If there was one.  He’d been waiting for his agent to call about that.  It was amazing how fast money could slip through your fingers.  He’d done without it for years and now that he had a bit of it, he found so many things that were impossible to do without.  The Piaget watch on his wrist.  The new car.  This apartment which cost him three times what any reasonable person would pay.

Money was his new drug of choice and his royalty checks were his fix.  Like any junkie, the further away he was from his last connection, the more his skin crawled.

He shoved aside the dirty glasses on the kitchen counter and pulled a clean plastic cup from an open package next to the sink.  As he ran the water to let it get cold, he dug through a cabinet full of odds and ends looking for a huge bottle of aspirin he’d bought.  Five hundred tablets, cheap, at the warehouse store.  Some habits of poverty died hard.
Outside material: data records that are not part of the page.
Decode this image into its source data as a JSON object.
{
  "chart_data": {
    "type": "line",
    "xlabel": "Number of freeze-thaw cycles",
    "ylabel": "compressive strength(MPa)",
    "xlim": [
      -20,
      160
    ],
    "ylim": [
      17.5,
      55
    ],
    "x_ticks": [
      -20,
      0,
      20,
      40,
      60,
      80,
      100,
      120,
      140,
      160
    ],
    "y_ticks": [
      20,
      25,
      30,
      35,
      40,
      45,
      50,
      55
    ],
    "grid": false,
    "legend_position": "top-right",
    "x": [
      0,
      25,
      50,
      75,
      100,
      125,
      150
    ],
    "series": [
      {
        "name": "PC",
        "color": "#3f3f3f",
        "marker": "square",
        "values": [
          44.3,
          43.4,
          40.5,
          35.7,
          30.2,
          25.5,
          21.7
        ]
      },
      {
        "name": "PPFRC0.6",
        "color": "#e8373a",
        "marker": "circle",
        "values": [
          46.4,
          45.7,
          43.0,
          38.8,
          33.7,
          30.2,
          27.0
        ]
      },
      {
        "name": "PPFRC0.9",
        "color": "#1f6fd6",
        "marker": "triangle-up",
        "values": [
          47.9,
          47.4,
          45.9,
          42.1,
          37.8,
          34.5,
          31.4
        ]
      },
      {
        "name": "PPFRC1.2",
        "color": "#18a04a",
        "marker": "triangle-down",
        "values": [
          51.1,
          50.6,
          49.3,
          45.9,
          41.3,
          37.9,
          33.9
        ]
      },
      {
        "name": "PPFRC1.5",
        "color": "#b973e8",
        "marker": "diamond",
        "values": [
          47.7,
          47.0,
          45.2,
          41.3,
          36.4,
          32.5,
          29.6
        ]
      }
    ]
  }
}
He found it behind the family-sized garlic powder and the double pack of Oreos.  He popped off the cap one-handed while filling the cup from the sink with the other.

The pain in his hand had been superceded by a hangover that was a motherfucker.  Just as he the tossed back the aspirin and put the cup of water to his lips, an ice pick of pain jabbed through his temples and ground and twisted into some raw, exposed nerve deep in his brain.